Authored by nikic on Aug 7 2021, 2:16 PM.

Details

Summary

When converting a store into a memset, we currently insert the new MemoryDef after the store MemoryDef, which requires all uses to be renamed to the new def using a whole block scan. Instead, we can insert the new MemoryDef before the store and not rename uses, because we know that the location is immediately overwritten, so all uses should still refer to the old MemoryDef. Those uses will get renamed when the old MemoryDef is actually dropped, which is efficient.

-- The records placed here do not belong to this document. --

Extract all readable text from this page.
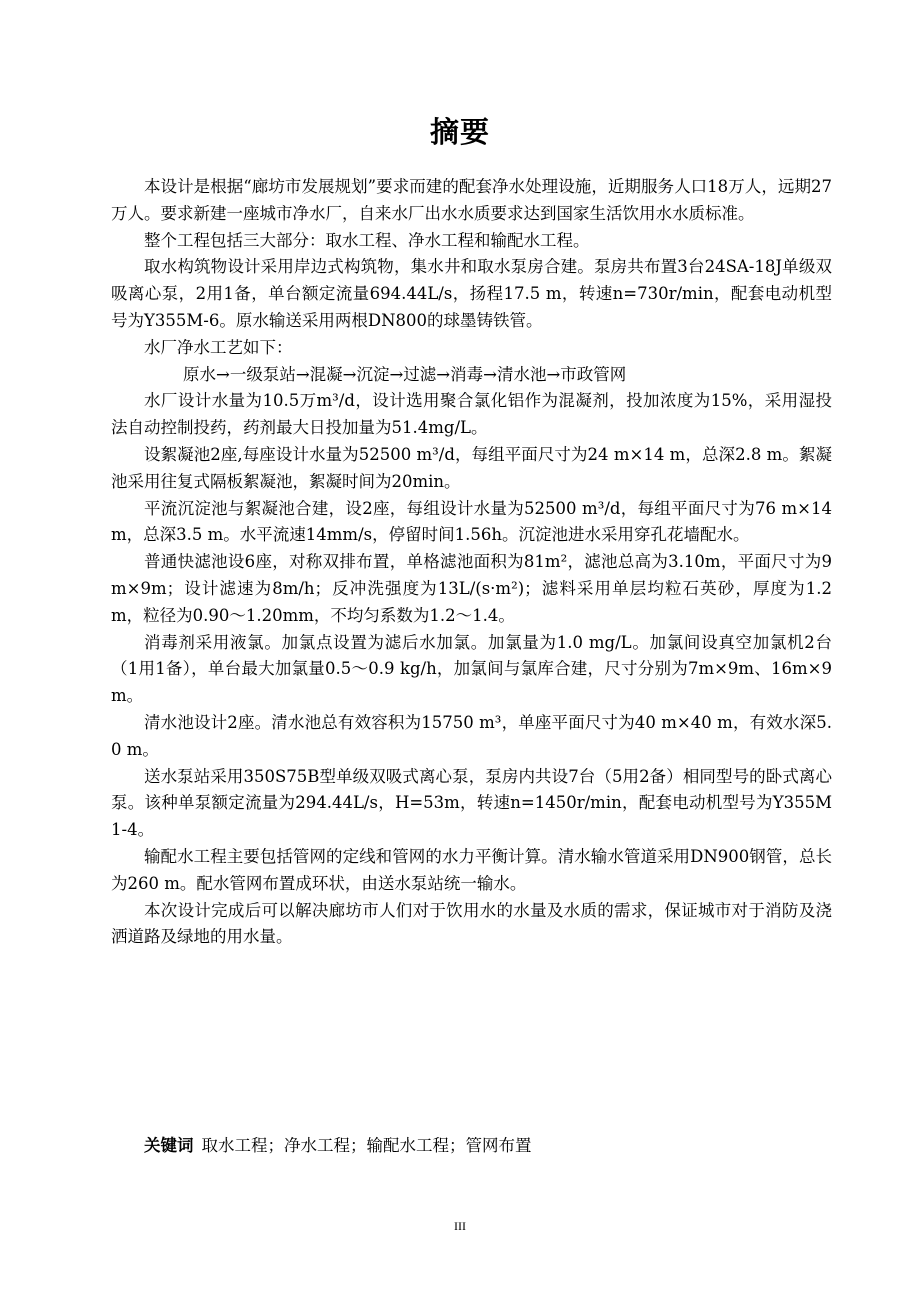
摘要

本设计是根据“廊坊市发展规划”要求而建的配套净水处理设施，近期服务人口18万人，远期27万人。要求新建一座城市净水厂，自来水厂出水水质要求达到国家生活饮用水水质标准。

整个工程包括三大部分：取水工程、净水工程和输配水工程。

取水构筑物设计采用岸边式构筑物，集水井和取水泵房合建。泵房共布置3台24SA-18J单级双吸离心泵，2用1备，单台额定流量694.44L/s，扬程17.5 m，转速n=730r/min，配套电动机型号为Y355M-6。原水输送采用两根DN800的球墨铸铁管。

水厂净水工艺如下：

原水→一级泵站→混凝→沉淀→过滤→消毒→清水池→市政管网

水厂设计水量为10.5万m³/d，设计选用聚合氯化铝作为混凝剂，投加浓度为15%，采用湿投法自动控制投药，药剂最大日投加量为51.4mg/L。

设絮凝池2座,每座设计水量为52500 m³/d，每组平面尺寸为24 m×14 m，总深2.8 m。絮凝池采用往复式隔板絮凝池，絮凝时间为20min。

平流沉淀池与絮凝池合建，设2座，每组设计水量为52500 m³/d，每组平面尺寸为76 m×14 m，总深3.5 m。水平流速14mm/s，停留时间1.56h。沉淀池进水采用穿孔花墙配水。

普通快滤池设6座，对称双排布置，单格滤池面积为81m²，滤池总高为3.10m，平面尺寸为9m×9m；设计滤速为8m/h；反冲洗强度为13L/(s·m²)；滤料采用单层均粒石英砂，厚度为1.2 m，粒径为0.90～1.20mm，不均匀系数为1.2～1.4。

消毒剂采用液氯。加氯点设置为滤后水加氯。加氯量为1.0 mg/L。加氯间设真空加氯机2台（1用1备），单台最大加氯量0.5～0.9 kg/h，加氯间与氯库合建，尺寸分别为7m×9m、16m×9m。

清水池设计2座。清水池总有效容积为15750 m³，单座平面尺寸为40 m×40 m，有效水深5.0 m。

送水泵站采用350S75B型单级双吸式离心泵，泵房内共设7台（5用2备）相同型号的卧式离心泵。该种单泵额定流量为294.44L/s，H=53m，转速n=1450r/min，配套电动机型号为Y355M1-4。

输配水工程主要包括管网的定线和管网的水力平衡计算。清水输水管道采用DN900钢管，总长为260 m。配水管网布置成环状，由送水泵站统一输水。

本次设计完成后可以解决廊坊市人们对于饮用水的水量及水质的需求，保证城市对于消防及浇洒道路及绿地的用水量。

关键词 取水工程；净水工程；输配水工程；管网布置
III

I expect something similar can be done for some of the other MSSA updates in MemCpyOpt. This may be an alternative to D107513, at least for this particular case.

Diff Detail

Event Timeline

nikic created this revision.Aug 7 2021, 2:16 PM
nikic requested review of this revision.Aug 7 2021, 2:16 PM
Herald added a project: Restricted Project. · View Herald TranscriptAug 7 2021, 2:16 PM
aeubanks added a comment.EditedAug 9 2021, 12:27 PM

this does make memcpyopt not insanely slow for large functions

import sys

count = int(sys.argv[1])

with open(sys.argv[2], 'w') as f:
    for i in xrange(count):
        f.write('@g{} = global [2 x i64] zeroinitializer\n'.format(i))
    f.write('define void @a() {\n')
    for i in xrange(count):
        f.write('  store [2 x i64] zeroinitializer, [2 x i64]* @g{}\n'.format(i))
    f.write('  ret void\n')
    f.write('}\n')
$ python /tmp/a.py 100000 /tmp/a.ll
$ opt -passes=memcpyopt -disable-output /tmp/a.ll

for a function with 100000 stores, it previously took 88s, with this patch it takes 1s

asbirlea accepted this revision.Aug 9 2021, 5:27 PM

Thanks, this LGTM, and it does resolve the efficiency case.

This revision is now accepted and ready to land.Aug 9 2021, 5:27 PM
This revision was automatically updated to reflect the committed changes.